Si l'on peut voir les héroïnes hitchcockienne comme des entités destinées à érotiser l'intrigue du film, il n'en reste pas moins qu'elles marchent dans les pas des femmes courageuses de la résistance : dans le délicat contexte politique de l'après-guerre, Alicia, magnifiquement campée par Ingrid Bergman, infiltre aux côtés de Cary Grant, un groupe de nazis, dans les « Enchaînés ». Il est question d'uranium, ouvrant la brèche aux passionnants thrillers d'espionnage à la James Bond. Brésil, Amérique, ces femmes nous font voyager et trembler bien à l'abri. Dans « l'homme qui en savait trop », Doris Day, une mère de famille britannique en vacances au Maroc avec mari et enfant, va retrouver et sauver son fils, par la grâce d'une chanson qui deviendra un succès planétaire « Que sera, sera ... »

Si tout cela sent sa fiction dans le plus pur jus hollywoodien, il n'en reste pas moins que l'héroïne hitchcockienne demeure d'une redoutable efficacité, et le temps ne change rien à sa modernité.

Photo : Ingrid Bergman - Daily Mail

Eternel féminin

A l'heure où l'espionnage est devenu une morbide affaire virtuelle et bancaire, inéluctable comme une calamité planétaire, on se surprend à regretter sa subtile mise en scène colorée des années 50, ces décors inoubliables de montagnes rouges et de palaces internationaux, ces monsieur-tout-le-monde, mais qui paraissaient sentir le tabac anglais, ces blondes inimitables.
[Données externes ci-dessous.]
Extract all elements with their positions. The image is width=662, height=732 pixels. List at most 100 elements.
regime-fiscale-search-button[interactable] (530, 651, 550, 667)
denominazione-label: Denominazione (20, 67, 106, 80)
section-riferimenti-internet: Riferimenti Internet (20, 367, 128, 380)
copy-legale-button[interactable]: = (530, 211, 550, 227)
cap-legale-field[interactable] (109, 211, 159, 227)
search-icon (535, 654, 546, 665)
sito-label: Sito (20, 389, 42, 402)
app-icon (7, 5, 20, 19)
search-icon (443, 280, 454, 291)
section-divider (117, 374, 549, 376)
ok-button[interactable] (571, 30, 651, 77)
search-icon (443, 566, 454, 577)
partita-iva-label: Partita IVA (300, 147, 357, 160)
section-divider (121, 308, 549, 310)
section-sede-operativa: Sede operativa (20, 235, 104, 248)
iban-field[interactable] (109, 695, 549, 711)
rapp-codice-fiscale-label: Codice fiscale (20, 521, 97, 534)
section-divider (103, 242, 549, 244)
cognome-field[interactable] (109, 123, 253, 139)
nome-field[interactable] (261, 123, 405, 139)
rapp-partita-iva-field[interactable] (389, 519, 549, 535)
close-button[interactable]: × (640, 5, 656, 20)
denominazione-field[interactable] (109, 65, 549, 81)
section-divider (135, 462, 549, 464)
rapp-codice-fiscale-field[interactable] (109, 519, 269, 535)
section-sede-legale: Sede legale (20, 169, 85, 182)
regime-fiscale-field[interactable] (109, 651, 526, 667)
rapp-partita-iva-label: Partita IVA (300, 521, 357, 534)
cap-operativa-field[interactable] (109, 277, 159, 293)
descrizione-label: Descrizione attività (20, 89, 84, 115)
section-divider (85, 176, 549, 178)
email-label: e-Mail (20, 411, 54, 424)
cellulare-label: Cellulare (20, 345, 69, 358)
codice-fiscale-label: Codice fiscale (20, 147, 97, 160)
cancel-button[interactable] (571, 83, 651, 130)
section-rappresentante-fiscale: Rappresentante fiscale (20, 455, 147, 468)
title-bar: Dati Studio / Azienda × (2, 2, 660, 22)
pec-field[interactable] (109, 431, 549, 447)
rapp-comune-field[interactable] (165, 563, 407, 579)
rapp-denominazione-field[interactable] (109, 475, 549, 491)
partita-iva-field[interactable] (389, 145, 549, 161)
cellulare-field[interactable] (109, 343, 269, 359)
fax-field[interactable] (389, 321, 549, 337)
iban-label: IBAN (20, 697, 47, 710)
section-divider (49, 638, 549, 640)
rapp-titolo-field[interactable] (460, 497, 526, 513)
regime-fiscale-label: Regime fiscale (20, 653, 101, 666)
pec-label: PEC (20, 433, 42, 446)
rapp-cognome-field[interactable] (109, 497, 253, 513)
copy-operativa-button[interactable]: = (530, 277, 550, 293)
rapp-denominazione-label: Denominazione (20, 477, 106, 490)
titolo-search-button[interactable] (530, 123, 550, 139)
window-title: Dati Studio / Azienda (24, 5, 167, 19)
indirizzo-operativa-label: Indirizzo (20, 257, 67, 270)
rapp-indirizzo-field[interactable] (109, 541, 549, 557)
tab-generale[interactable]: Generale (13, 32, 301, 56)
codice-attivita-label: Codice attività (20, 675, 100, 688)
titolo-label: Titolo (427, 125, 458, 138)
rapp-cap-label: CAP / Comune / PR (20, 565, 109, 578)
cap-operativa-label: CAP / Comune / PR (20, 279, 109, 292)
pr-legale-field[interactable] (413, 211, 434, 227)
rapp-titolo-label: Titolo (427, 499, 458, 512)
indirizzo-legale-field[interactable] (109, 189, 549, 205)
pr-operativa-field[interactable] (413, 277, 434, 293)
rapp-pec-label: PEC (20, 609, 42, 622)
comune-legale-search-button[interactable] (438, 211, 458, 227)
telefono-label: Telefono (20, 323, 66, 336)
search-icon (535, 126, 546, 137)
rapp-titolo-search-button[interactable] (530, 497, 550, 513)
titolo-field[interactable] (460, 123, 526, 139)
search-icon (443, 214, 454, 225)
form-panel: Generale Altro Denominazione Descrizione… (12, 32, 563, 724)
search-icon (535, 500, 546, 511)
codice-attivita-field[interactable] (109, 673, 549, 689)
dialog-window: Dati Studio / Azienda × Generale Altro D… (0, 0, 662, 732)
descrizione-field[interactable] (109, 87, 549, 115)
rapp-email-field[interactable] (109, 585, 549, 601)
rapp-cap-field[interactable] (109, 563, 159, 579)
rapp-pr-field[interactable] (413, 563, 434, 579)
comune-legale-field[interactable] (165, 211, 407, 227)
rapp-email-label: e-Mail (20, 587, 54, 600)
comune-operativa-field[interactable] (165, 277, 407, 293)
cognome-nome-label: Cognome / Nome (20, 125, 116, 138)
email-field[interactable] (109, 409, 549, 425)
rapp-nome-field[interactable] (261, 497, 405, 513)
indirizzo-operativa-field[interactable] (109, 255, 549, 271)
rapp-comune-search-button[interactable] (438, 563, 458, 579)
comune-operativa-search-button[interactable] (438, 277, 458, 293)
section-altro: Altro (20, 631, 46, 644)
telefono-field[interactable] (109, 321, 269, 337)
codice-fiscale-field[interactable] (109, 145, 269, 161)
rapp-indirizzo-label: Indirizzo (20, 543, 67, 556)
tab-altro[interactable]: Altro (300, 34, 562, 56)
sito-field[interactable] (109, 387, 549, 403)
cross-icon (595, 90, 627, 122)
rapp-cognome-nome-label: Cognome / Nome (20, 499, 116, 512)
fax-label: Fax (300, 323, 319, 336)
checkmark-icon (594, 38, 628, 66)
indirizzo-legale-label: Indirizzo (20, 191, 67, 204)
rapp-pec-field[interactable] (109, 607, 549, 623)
Photo 2  - L'obs.fr : Hitchcock et Kim Novak, sur le tournage de "Sueurs froides", d'après le roman de Boileau-Narcejac.

Incarnant la dualité, comme Kim Novak, dans « Vertigo » ; ou le combat face au prédateur : Tippi Hedren, ( mère de Mélanie Griffith ), dans les « Oiseaux »; ou encore le courage et la mise en danger dans « Fenêtre sur Cour » avec Grace Kelly ; peut-être aussi le désir d'une vie facile contredit par la réalité : Janet Leigh, ( mère de Jaimie Lee Curtis ), dans Psychose ; enfin, avoir raison contre tous les autres, déjouer un complot : comme Margaret Lockwood, dans "une femme disparaît", les stars préférées d'Alfred Hitchcock nous montrèrent et nous montrent encore un monde étrange, le nôtre, et nous ouvrent, - encore -, en douceur, une porte vers la liberté de penser et d'agir.

« Chez Hitchcock, ce sont toujours les femmes qui sauvent » Noël Simsolo, Hitchcock, cinéma d'aujourd'hui, 1969.

Laissons la conclusion au Maître : «Une femme de mystère est quelqu'un qui a une certaine maturité et dont les actes parlent plus fort que les mots.»